Unaffordable is What Happens When Flu Treatments are Patented
This isn't the really interesting news I promised the other day (that's still being vetted elsewhere); but it's pretty darn telling.
(Above: What it would cost different regions to stockpile Tamiflu under Roche's plan.)
Roche and Glaxo, with their flu antivirals Tamiflu and Relenza (respectively), are offering us a little preview of what's going to happen with pandemic vaccines (and other biologicals) if the patent trend continues unabated. What happens, in a phrase, is that the rich get treated and the poor get dead.
Today's news brings an item about Roche and Glaxo's hawking of their drugs to corporations for private stockpiles. Think of it as a sort of pandemic "health insurance", mega-corporation style. According to this report, the pharma giants are hoping to convince corporations to buy a pandemic drug stockpile for their employees for $6 per person (course) per year (Tamiflu) or $37 per course (Relenza).(I'm going to put the vulgarity of determining who gets antivirals on the basis of their employer - as opposed to need - aside for this post and focus on the economics.)
AP quotes pathetic, should-be-indicted-by-history-for-their-abject-failure-and-subservience-to-business, US authorities as encouraging this, saying "Private stockpiles (would) improve the ability to achieve the national pandemic response goals of mitigating disease, suffering and death, and minimizing impacts on the economy and functioning of society." Whatever happened to public health in the US?
Let's take Roche's Tamiflu stockpile program as the example (because its terms are more clearly stated than Glaxo's).
Six bucks a year, for the wealthy, doesn't sound like too much. But when you start looking around the world, it is apparent that this expense would take an enormous bite out of public drug budgets in developing countries. In the case of Sub-Saharan Africa, already being crushed by AIDS, buying a Tamiflu stockpile at the corporate "discount" rate would consume nearly all of the public drug budget, leaving little for everything else - like AIDS drugs, simple antibiotics and painkillers and other essential medicines.
Even in comparatively wealthy Mexico and Chile,
it is unlikely that the state could afford Roche's patent
monopoly-backed fees. According to June 2008 OECD figures, Mexican
annual per capita public expenditure on pharmaceuticals is US $28.
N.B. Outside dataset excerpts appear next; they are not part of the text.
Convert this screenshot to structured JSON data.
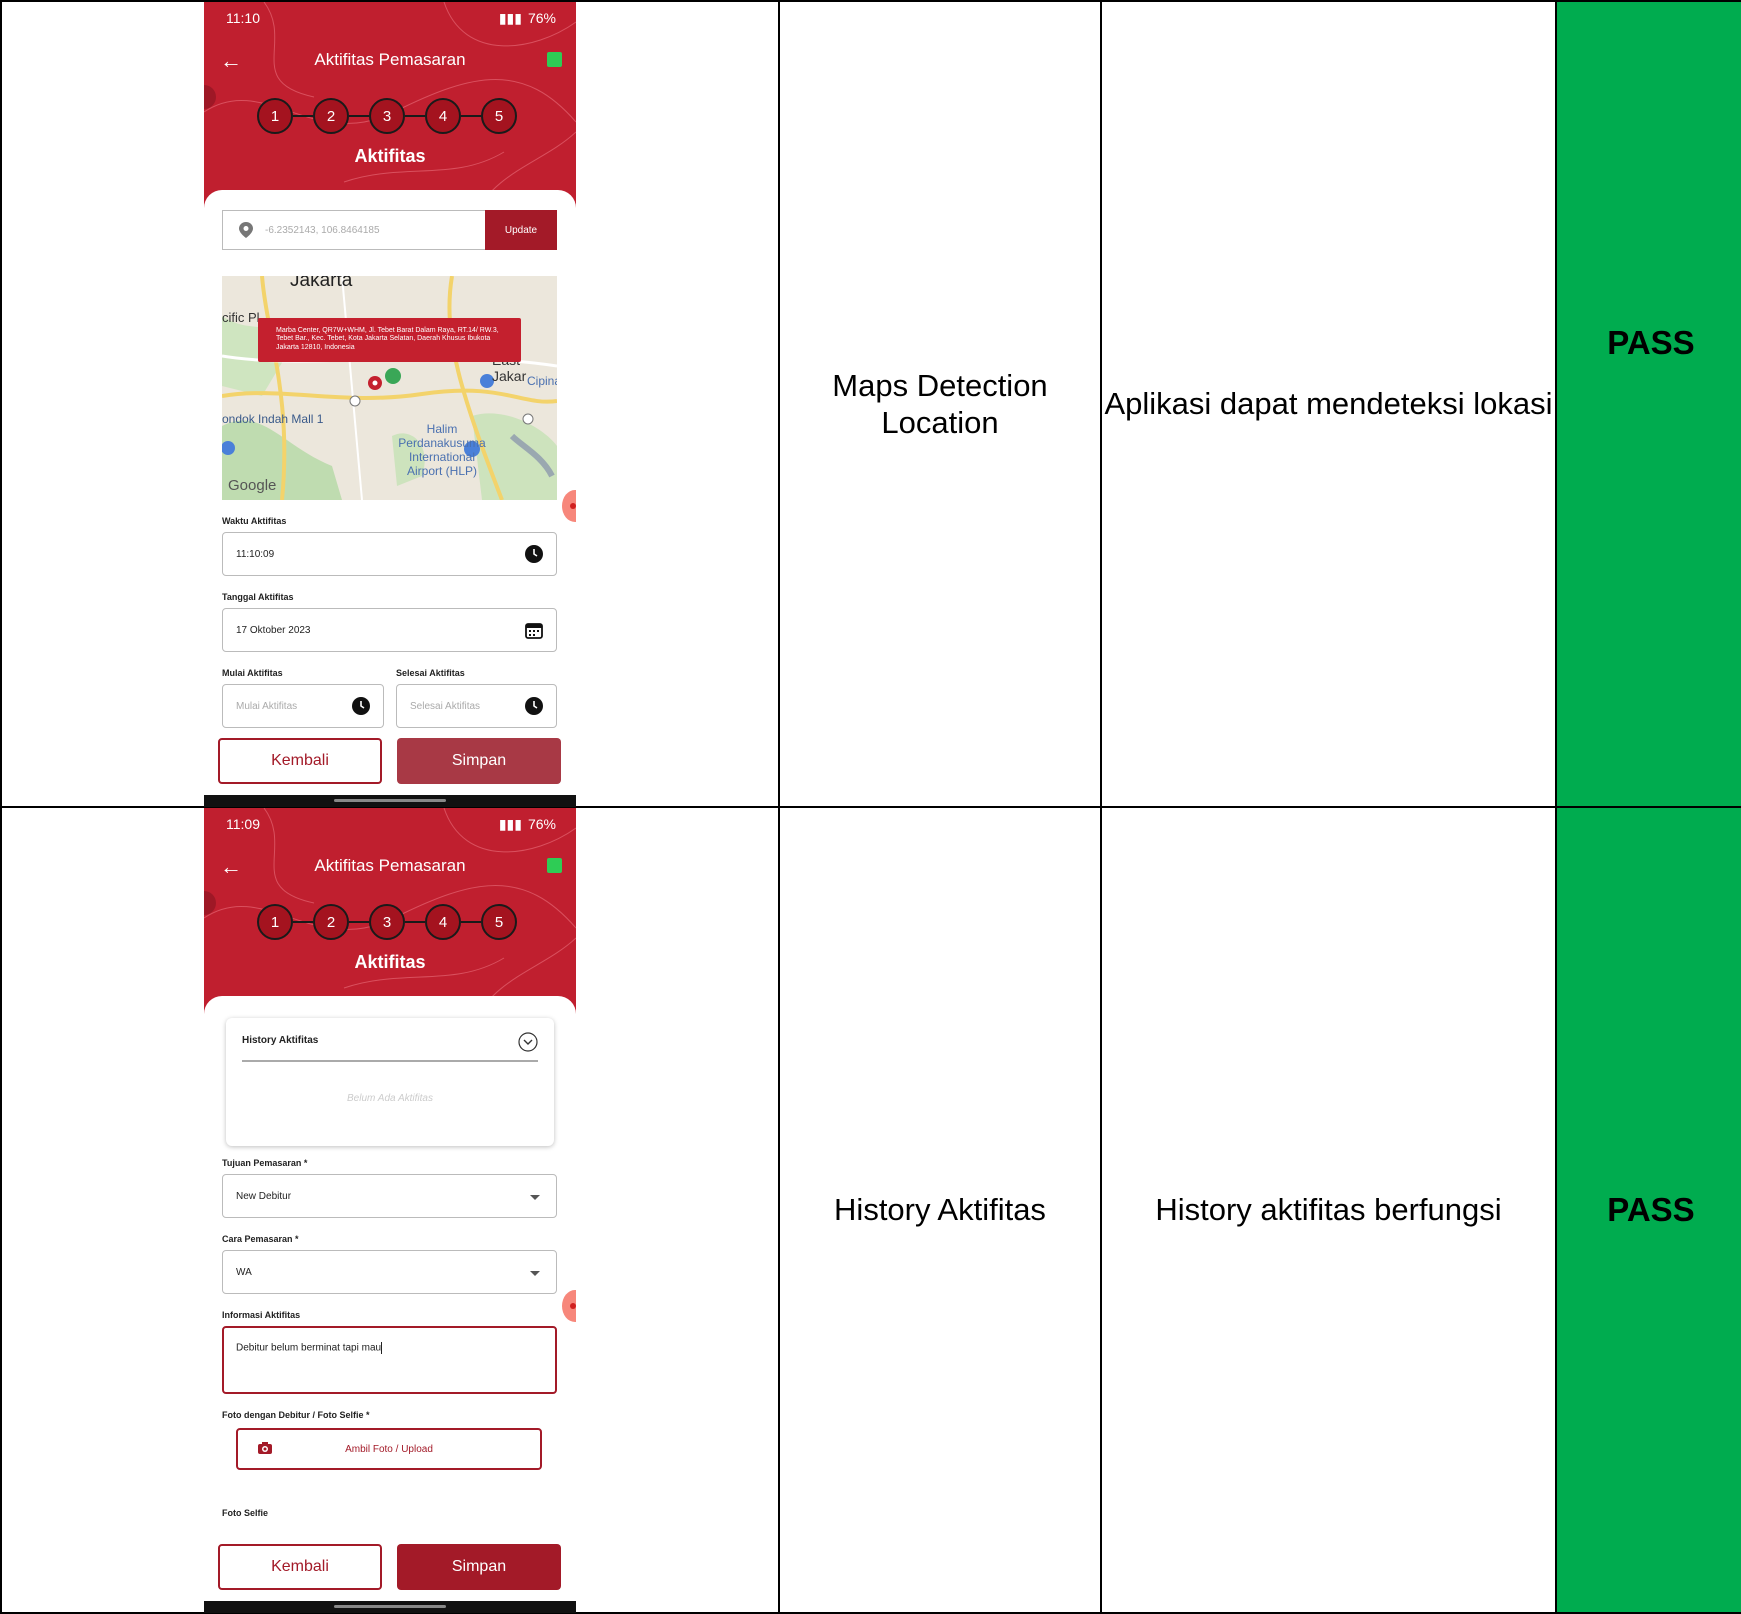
{
  "rows": [
    {
      "feature": "Maps Detection Location",
      "expected": "Aplikasi dapat mendeteksi lokasi",
      "result": "PASS",
      "phone": {
        "status_time": "11:10",
        "battery": "76%",
        "title": "Aktifitas Pemasaran",
        "steps": [
          "1",
          "2",
          "3",
          "4",
          "5"
        ],
        "step_name": "Aktifitas",
        "coord_value": "-6.2352143, 106.8464185",
        "update_label": "Update",
        "map": {
          "city": "Jakarta",
          "popup": "Marba Center, QR7W+WHM, Jl. Tebet Barat Dalam Raya, RT.14/ RW.3, Tebet Bar., Kec. Tebet, Kota Jakarta Selatan, Daerah Khusus Ibukota Jakarta 12810, Indonesia",
          "labels": [
            "cific Pl",
            "East Jakar",
            "Cipina",
            "ondok Indah Mall 1",
            "Halim Perdanakusuma International Airport (HLP)"
          ],
          "attribution": "Google"
        },
        "waktu_label": "Waktu Aktifitas",
        "waktu_value": "11:10:09",
        "tanggal_label": "Tanggal Aktifitas",
        "tanggal_value": "17 Oktober 2023",
        "mulai_label": "Mulai Aktifitas",
        "mulai_placeholder": "Mulai Aktifitas",
        "selesai_label": "Selesai Aktifitas",
        "selesai_placeholder": "Selesai Aktifitas",
        "back_label": "Kembali",
        "save_label": "Simpan"
      }
    },
    {
      "feature": "History Aktifitas",
      "expected": "History aktifitas berfungsi",
      "result": "PASS",
      "phone": {
        "status_time": "11:09",
        "battery": "76%",
        "title": "Aktifitas Pemasaran",
        "steps": [
          "1",
          "2",
          "3",
          "4",
          "5"
        ],
        "step_name": "Aktifitas",
        "history_title": "History Aktifitas",
        "history_empty": "Belum Ada Aktifitas",
        "tujuan_label": "Tujuan Pemasaran *",
        "tujuan_value": "New Debitur",
        "cara_label": "Cara Pemasaran *",
        "cara_value": "WA",
        "info_label": "Informasi Aktifitas",
        "info_value": "Debitur belum berminat tapi mau",
        "foto_label": "Foto dengan Debitur / Foto Selfie *",
        "foto_button": "Ambil Foto / Upload",
        "foto_selfie_label": "Foto Selfie",
        "back_label": "Kembali",
        "save_label": "Simpan"
      }
    }
  ],
  "colors": {
    "brand_red": "#c01f2f",
    "button_red": "#a31a28",
    "pass_green": "#00ac4f"
  }
}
Thus, $6 per capita per year funded by the state would represent an
outlay of 21.4% of the entire annual national public expenditure on
pharmaceuticals - only for Tamiflu. And Tamiflu is, frankly, not even a
very good insurance policy against H5N1. In Chile, total annual per
capita spending on pharmaceuticals is reportedly US $81.4. Buying into
Roche's scheme would represent an annual cost of 7.4% of ALL (public
and private) money spent on pharmaceuticals in the country. In
addition, set this against a current expenditure on flu antivirals that
is likely close to nil.
But Mexico and Chile are "good" case scenarios. South Africa has "the largest and best developed pharmaceutical market in Africa", yet total annual per capita expenditure on pharmaceuticals (in 2005) was US $63.5. Thus $6 per person per year would represent nearly 10% of all spending on all drugs in the country, pubic and private, and quite likely a very large percentage of the key public budget. (Try convincing a landless farmer or a squatter on the urban periphery to set aside $6 per family member per year for a private pandemic preparedness plan. Hint: It ain't gonna happen.)
But the starkest evidence of how unaffordable the big pharma intellectual property-intensive flu drug model is for developing countries comes when one compares WHO's data on 2007 median per capita annual public drug expenditures (see here, PDF download) against Roche's Tamiflu stockpile fees. I've added the Roche stockpile calculation. Read it and weep:
This is just a preview of what is going to happen with (pre)pandemic vaccines as the patent claws dig deeper into H5N1 vaccines and, indeed, the virus itself. This is a big reason why the debate over virus sharing and reform of the Globlal Influenza Surrveillance Network is so important. Restoring the integrity of the GISN offers at least some hope of making vaccines and other treatments available to far more of the world's population than the Roche-Glaxo model can possibly serve.